Quote from: SteveInWA on January 22, 2018, 09:29:45 PM
I have to agree with RFC3261: you may not be aware of the opinions and assumptions behind your posts, but you are starting off from the position that mergers are almost always bad (completely unfounded) and companies are evil, not interested in customer satisfaction (completely unfounded). So you are making baseless accusations first, then insisting that they be disproved.
This is not much different than saying "The sun isn't going to come up tomorrow. I won't believe anything to the contrary unless you can prove otherwise".
If you would simply read the press release (click the banner at the top of the forum), it clearly states:
Quote
After completion of the deal, Polycom expects to add more cloud-based capabilities and Analog Terminal Adapter solutions to its solutions portfolio. The combination is expected to expand the markets available to Polycom solutions for both the company and its worldwide network of channel partners.
The deal is expected to close early in first quarter of this year.
If the leaders of the two companies posted here, swearing on a stack of virtual bibles, and put one billion dollars in escrow, would you then trust them? I suspect not.
I promise, I'm not trying to be a downer here - just trying to be realistic. I do appreciate your optimism and in fact, I want to be wrong and perhaps this deal will be a historical first. As a consumer, I value OBI for being out of sight and out of mind. No fees. No worries.

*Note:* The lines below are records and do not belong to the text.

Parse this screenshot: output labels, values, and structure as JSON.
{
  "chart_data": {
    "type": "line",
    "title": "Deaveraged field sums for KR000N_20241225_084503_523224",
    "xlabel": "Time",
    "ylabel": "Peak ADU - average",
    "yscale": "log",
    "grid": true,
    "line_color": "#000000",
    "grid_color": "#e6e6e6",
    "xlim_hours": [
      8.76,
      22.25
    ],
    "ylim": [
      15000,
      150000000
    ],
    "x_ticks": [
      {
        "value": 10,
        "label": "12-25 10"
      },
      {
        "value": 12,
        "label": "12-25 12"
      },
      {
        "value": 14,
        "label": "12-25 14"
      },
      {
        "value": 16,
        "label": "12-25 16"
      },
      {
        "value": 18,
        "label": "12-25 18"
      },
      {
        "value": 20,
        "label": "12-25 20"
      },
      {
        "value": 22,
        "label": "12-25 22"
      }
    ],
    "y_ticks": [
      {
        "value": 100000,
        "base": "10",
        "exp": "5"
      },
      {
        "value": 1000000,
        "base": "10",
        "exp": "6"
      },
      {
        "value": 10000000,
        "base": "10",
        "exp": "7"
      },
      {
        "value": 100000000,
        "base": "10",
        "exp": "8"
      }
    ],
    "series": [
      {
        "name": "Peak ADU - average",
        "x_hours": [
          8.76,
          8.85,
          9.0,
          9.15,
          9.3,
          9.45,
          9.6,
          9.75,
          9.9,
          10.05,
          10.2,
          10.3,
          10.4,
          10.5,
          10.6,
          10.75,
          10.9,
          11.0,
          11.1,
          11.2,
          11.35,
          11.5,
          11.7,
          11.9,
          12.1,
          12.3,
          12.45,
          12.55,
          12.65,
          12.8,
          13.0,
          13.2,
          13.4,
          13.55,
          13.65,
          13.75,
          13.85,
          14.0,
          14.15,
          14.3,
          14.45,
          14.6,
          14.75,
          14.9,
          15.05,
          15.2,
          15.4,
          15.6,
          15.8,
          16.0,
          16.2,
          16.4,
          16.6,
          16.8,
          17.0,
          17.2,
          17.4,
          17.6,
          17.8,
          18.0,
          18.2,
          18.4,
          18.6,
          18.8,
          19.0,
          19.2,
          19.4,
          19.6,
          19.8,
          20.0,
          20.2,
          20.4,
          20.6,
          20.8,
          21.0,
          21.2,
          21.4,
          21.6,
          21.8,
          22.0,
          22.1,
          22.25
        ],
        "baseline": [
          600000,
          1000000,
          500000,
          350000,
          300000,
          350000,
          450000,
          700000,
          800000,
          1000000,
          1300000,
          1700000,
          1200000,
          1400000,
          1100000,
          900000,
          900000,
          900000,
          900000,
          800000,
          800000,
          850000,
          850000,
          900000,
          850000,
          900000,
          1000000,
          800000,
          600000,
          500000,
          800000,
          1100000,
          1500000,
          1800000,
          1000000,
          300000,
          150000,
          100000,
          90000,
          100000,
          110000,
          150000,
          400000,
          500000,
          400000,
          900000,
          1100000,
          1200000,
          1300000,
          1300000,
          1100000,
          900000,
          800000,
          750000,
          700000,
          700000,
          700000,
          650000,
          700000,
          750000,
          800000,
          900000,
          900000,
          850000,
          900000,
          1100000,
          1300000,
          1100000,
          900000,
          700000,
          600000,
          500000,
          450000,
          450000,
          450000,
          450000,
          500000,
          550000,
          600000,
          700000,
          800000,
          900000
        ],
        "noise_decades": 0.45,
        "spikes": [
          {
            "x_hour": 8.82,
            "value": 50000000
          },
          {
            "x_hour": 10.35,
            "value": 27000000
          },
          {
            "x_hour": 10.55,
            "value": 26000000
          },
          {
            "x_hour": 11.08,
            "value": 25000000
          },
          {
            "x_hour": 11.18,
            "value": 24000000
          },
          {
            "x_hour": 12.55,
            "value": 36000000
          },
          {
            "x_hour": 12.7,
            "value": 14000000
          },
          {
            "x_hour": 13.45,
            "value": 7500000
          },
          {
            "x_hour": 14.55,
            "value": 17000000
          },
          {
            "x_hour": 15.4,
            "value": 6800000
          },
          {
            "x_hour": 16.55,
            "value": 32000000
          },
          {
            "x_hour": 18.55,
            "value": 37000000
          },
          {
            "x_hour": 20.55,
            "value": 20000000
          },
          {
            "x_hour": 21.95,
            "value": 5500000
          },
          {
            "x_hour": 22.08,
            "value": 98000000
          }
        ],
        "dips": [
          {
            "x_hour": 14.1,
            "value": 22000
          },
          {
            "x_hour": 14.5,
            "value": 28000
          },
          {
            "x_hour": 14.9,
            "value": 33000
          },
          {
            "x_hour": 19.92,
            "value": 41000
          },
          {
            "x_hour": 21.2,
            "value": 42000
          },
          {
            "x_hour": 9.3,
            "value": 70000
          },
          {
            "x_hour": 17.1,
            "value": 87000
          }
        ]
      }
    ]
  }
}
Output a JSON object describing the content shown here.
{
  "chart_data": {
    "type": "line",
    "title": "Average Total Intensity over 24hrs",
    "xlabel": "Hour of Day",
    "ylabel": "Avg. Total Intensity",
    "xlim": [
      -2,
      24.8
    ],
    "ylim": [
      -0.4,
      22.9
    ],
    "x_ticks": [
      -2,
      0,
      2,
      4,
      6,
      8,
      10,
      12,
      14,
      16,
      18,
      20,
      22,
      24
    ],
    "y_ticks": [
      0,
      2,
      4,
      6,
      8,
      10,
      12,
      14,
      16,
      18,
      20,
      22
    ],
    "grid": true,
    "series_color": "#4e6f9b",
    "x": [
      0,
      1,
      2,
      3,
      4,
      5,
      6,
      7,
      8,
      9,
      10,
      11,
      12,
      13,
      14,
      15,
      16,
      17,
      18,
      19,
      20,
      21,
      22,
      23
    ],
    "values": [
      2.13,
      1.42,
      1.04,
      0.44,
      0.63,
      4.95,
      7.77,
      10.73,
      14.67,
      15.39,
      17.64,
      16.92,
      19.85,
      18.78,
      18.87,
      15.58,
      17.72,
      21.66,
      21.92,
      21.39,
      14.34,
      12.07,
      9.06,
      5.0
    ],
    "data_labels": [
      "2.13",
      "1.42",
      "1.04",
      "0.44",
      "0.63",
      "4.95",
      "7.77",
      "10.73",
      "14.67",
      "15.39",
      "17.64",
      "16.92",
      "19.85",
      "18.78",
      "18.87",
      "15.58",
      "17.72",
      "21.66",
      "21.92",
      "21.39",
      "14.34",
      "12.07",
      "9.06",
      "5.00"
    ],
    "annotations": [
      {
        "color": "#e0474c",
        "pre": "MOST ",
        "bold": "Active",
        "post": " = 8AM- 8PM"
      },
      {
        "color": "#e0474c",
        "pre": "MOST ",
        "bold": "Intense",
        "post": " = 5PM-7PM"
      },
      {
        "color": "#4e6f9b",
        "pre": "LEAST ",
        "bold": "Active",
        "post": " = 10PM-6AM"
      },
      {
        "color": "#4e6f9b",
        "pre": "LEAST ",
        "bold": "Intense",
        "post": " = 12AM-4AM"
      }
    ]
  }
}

In essence, today's model you pay a fair upfront cost for the hardware and set and forget.
I assume we're both in the same boat of wanting one less product playing the "gotcha" game of chess with cost, service or features, so thus my concerns?I actually do not think the vast majority of companies or people for that matter are evil. I do however think leaders and companies make bad decisions and then are forced to recover, which is exponentially costly and not linear as one might assume. How companies recover is the sum total of the concerns I've expressed. Not evil, but pun intended a "necessary evil" to cover bad decision making.
I'll explain.
Start with the understanding all companies, which Polycom is, are in business to make money, as they should. That in and of itself is not a bad thing and that's capitalism. Understand no one in their right mind expends the human and financial capital to initiate an acquisition with the intent to take on and bear incremental cost (net of revenue) long term.
There is always a financial benefit and payback period associated with these type of deals. M&A at the highest level is solely for financial gain, which may be derived from acquiring a combination of human, intellectual and physical capital as part of the deal. People. Paper. Product.
The marketing magic puff piece you reference (press release) I would pay zero mind to. I highly doubt this is about adding analog POTS equipment as quoted. Polycom is already one of the leaders in this space and if memory serves, that is the playground is which they stated. Adding cloud capabilities, perhaps.
So, in my experience, being on multiple ends of M&A activity (living through it, providing decision support for it and being the recipient as a consumer many times over and over) M&A activities are rarely good for the consumer and a crapshoot for the employees.
Should we worry for the next 6 months, probably not. Give it about a year. If financial and deal objectives are missed, then that will likely triggers typical knee jerk changes, which I've over simplify recovery options to illustrate how this could impact us... some options are.... 1) Sell more 2) Borrow more 3) Downsize or "rightsize", 4) Product retirement, which enables you to downsize 5) Addition of monthly fees or.....for the super lazy that which to only push paper .... 6) Outsource part of your operations. Everything is a push and pull and net positive is the game they'll play.
Now, please don't take my word on any of this... You can ask Harvard Business Review or the multiple studies which cite M&A failure rates ....HBR I do think sums it up best... "When a CEO wants to boost corporate performance or jump-start long-term growth, the thought of acquiring another company can be extraordinarily seductive. Indeed, companies spend more than $2 trillion on acquisitions every year.
Yet study after study puts the failure rate of mergers and acquisitions somewhere between 70% and 90%.
https://hbr.org/2011/03/the-big-idea-the-new-ma-playbookSo, to answer your last comment about leaders posting and believing them... I would believe them. Please go back and re-read my post.
It was my specific ask for either OBI or Polycom to put their commitment in writing like many large companies do when M&A is announced. If they state in writing no changes, then.... hallelujah! Case closed. That would be great and this issue and thread would be put to rest. If they say nothing, as is the case in many instances, historical fact and personal experience by default serves as the guide of what to expect.